Before too long, there had been discussions of the careers of Mr. Sandwell and Lord Lipton and at least the general details of their careers and how they had come to their current positions. Mr. Sandwell had been an apt pupil at Oxford and had early come into a pleasant living, where his skill in speaking according to the interests of his patron had earned him the ear of the Anglican bishop responsible for London churches, where he was able to take one of the more prestigious and profitable livings there as a means of encouraging his advance through the Anglican hierarchy. Lord Lipton could see how such a thing could happen very easily, and how it was that people would be very happy to have someone in the church who would not rock the boat and who would support the interests of those who were like him. It made for a pleasant life, but perhaps a more unpleasant afterlife, as those who have had their good things in this world and who were not godly about how they lived their lives may find much unpleasant in the world to come, as in the story of Lazarus and the rich man. Mr. Sandwell, however, was untroubled by these things.
To the audience, Lord Lipton remained more of a mystery, at least to everyone other than Lord Sydney, who was similarly unable to add more details for the same reasons Lord Lipton had to be discreet. There was much he could not discuss about his precise duties in the late Southern Colonies, and that which he did tell only prompted more curiosity on the part of others.
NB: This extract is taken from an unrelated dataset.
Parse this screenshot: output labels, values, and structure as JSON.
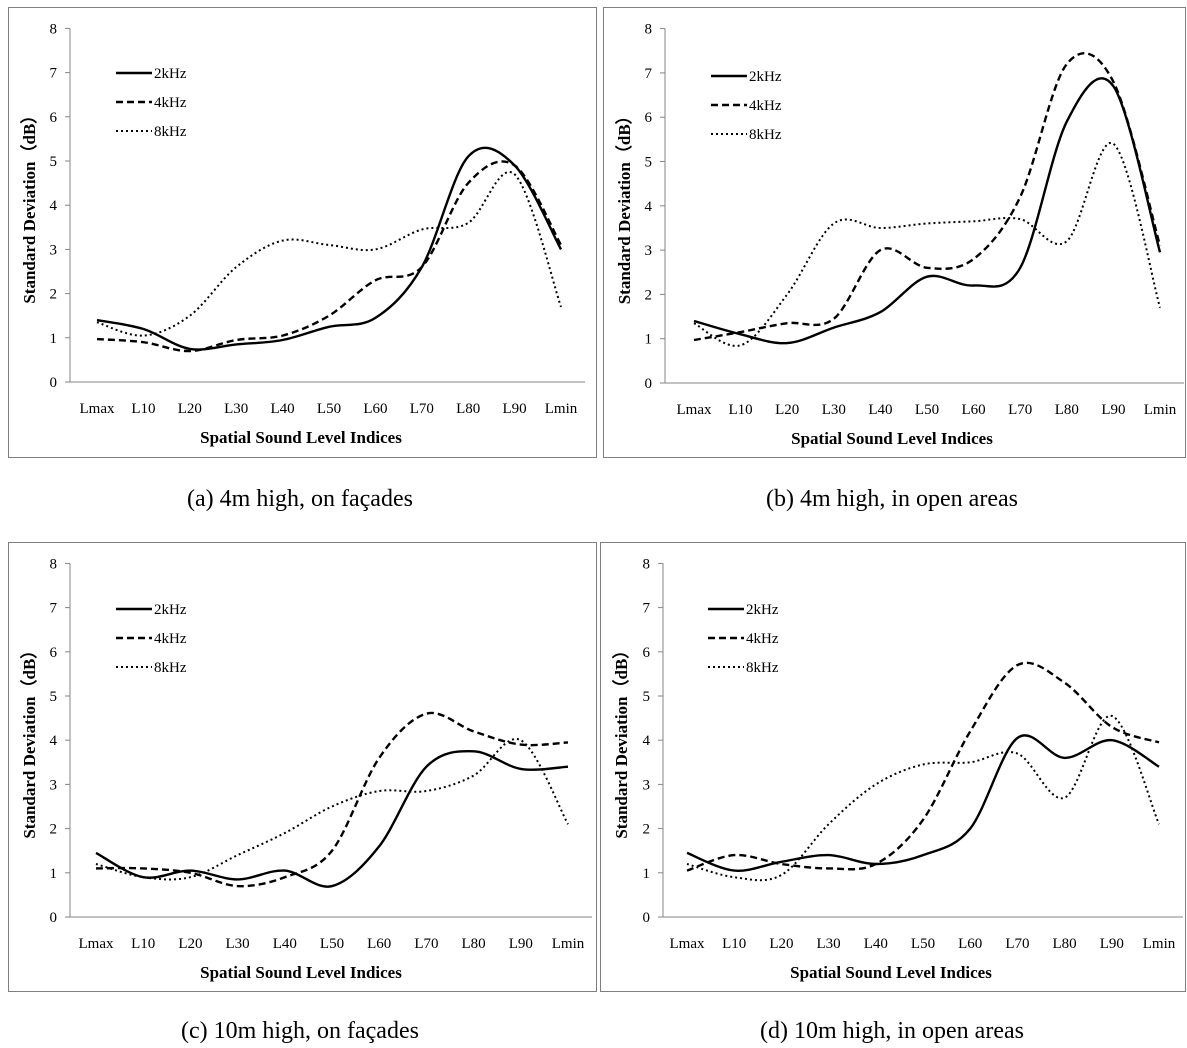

What had it been like living in disguise among the rebels and being inflamed to anger by their continual treachery, how was it like to work with escaped slaves and help them seek liberty and secure title for their own lands? What was it like to conduct diplomacy among the savage tribes of the swamps of Florida and Georgia? About the extent to which he found those tribes to be civilized, which he did, and the extent of his dealings with the freed blacks, who he could find very agreeable, he could not and would not say, but it was impossible not to want to know. It lent an air of mystery and derring-do to Lord Lipton that could not help but make him more attractive to a sympathetic female audience, which no single man should go without.